Mis en ligne le 04 mars 2010


L’époque est à la dé­mys­ti­fi­ca­tion, et la fin des grands ré­cits tra­duit l’interruption du mythe. Selon Yves Citton, la gauche, au lieu de se vou­loir ges­tion­naire, se­rait plus avisée de cultiver tout ce qui re­lève du vir­tuel en gé­néral, source de créa­tion et de re­ca­drages in­ven­tifs, en se mé­fiant du donné et du po­sitif. Un essai sti­mu­lant et foisonnant.

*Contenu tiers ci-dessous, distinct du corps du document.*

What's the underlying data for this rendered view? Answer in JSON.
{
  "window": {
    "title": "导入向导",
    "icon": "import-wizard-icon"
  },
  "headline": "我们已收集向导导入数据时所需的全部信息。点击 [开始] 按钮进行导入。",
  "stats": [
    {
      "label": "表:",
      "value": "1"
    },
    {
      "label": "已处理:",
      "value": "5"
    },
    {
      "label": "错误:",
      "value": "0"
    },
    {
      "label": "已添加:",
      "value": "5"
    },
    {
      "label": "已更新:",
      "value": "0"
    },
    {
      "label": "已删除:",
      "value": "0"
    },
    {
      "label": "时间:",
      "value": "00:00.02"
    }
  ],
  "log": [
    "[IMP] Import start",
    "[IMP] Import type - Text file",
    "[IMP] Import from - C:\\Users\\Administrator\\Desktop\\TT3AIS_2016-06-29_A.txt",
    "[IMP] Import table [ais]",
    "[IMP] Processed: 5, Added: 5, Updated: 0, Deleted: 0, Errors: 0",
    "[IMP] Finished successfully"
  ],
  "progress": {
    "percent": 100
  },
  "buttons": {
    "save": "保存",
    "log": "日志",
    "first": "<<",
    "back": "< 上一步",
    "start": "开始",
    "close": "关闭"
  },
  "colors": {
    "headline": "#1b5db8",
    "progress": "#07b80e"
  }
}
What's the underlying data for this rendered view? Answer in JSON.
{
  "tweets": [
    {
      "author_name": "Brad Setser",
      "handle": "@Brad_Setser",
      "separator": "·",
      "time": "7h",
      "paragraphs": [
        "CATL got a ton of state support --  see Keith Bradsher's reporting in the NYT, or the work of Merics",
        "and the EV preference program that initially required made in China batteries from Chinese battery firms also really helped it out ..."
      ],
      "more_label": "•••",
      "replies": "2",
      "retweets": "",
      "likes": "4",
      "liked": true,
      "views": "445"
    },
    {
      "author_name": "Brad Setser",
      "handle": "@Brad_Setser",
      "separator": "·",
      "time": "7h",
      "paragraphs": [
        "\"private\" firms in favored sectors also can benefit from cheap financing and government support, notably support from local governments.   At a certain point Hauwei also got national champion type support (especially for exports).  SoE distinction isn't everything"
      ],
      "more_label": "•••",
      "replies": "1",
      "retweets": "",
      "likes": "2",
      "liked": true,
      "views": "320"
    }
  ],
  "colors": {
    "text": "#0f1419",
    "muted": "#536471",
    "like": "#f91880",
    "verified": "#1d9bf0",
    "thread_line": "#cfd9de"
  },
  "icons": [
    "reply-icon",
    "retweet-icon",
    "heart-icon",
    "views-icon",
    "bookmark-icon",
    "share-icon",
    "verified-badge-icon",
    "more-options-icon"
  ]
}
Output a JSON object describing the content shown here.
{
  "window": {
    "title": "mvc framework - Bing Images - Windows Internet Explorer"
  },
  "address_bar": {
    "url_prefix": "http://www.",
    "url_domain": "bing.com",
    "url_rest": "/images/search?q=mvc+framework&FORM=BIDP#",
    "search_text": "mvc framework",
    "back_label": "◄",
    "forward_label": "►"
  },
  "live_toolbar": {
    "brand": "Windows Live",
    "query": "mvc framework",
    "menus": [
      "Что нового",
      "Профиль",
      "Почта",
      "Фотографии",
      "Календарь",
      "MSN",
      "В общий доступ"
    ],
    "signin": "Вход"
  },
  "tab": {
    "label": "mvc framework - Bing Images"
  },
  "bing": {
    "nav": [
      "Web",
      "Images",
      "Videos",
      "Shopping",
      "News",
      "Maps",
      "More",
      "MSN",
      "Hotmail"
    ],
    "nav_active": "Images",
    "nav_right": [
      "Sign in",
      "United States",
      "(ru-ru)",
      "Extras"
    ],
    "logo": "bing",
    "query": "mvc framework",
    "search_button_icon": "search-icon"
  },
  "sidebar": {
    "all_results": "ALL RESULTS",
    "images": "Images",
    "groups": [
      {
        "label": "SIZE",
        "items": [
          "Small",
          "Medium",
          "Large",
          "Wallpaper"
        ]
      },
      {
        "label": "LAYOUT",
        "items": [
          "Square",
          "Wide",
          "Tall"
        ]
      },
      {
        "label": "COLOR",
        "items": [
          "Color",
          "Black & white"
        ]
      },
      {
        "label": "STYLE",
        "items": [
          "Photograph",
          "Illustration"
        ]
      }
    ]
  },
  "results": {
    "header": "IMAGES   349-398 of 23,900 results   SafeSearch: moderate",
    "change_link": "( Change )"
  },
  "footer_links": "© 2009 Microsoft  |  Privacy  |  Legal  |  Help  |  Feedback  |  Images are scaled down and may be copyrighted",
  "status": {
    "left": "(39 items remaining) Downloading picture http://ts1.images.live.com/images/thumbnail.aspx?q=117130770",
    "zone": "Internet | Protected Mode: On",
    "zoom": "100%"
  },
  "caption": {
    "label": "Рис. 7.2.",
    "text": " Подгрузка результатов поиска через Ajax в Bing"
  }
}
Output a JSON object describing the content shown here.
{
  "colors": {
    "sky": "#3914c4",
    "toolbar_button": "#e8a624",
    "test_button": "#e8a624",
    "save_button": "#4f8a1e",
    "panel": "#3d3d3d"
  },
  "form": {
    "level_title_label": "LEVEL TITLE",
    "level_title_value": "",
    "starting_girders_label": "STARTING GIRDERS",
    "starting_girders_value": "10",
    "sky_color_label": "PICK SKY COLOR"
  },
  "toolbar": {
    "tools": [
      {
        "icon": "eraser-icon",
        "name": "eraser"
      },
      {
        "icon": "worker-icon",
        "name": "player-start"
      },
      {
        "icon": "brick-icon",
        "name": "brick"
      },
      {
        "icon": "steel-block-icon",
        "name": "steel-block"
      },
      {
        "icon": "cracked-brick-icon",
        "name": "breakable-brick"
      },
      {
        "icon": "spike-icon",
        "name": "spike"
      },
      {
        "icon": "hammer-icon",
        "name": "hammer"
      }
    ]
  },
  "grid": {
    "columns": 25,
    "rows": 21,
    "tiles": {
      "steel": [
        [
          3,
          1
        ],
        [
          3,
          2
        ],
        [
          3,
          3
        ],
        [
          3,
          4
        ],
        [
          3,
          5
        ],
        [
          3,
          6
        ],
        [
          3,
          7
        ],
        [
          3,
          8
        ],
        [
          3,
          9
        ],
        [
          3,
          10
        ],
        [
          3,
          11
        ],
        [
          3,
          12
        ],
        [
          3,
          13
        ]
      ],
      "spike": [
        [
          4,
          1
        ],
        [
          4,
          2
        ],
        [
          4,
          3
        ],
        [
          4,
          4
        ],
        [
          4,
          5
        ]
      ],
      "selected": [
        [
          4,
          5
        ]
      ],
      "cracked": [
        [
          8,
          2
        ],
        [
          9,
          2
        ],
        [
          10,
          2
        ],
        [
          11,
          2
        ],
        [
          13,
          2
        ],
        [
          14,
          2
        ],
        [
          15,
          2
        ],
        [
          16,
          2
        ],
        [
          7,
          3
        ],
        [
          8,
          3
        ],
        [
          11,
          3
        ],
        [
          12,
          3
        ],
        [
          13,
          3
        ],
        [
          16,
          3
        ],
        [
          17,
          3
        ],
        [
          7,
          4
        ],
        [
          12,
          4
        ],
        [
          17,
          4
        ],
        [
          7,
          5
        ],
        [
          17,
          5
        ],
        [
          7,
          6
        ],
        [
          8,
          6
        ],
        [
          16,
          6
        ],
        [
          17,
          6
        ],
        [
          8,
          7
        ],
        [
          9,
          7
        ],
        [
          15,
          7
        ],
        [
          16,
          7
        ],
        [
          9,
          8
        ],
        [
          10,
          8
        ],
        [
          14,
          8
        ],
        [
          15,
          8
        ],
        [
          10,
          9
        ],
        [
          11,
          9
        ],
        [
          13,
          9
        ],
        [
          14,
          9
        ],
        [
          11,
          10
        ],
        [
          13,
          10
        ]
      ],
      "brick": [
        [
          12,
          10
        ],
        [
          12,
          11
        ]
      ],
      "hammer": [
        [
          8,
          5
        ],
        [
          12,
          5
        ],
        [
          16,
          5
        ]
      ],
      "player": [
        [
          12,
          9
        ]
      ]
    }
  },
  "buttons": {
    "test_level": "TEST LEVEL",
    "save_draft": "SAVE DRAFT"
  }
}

par Da­niel Bou­gnoux [03 – 03-2010]

Re­censé : Yves Citton, My­tho­cratie, Sto­ry­tel­ling et ima­gi­naire de gauche, Édi­tions Am­sterdam, Paris, 2010. 221 p., 17 €.

Quel chemin par­couru de­puis les clas­siques confé­rences pro­non­cées à Ox­ford par John L. Austin, et réunies sous le titre (in­con­tour­nable dans toute étude de prag­ma­tique) How to do Things with Words… Les quelques graines se­mées en 1960 par le phi­lo­sophe du lan­gage sont de­ve­nues arbre, forêt ; il s’efforçait de classer les « per­for­mances » de simples verbes tels que Je bap­tise, Je pro­mets, Oui je prends pour femme, etc. On s’interroge aujourd’hui sur ce que les ré­cits, les sto­ries ou le mythe (pour nommer un jeu de lan­gage mas­si­ve­ment op­posé aux fonc­tions de connais­sance du logos) nous « font ». Car, pour pa­ro­dier une cé­lèbre mé­di­ta­tion de Spi­noza sur le corps, on ne sait pas ce que peut un récit.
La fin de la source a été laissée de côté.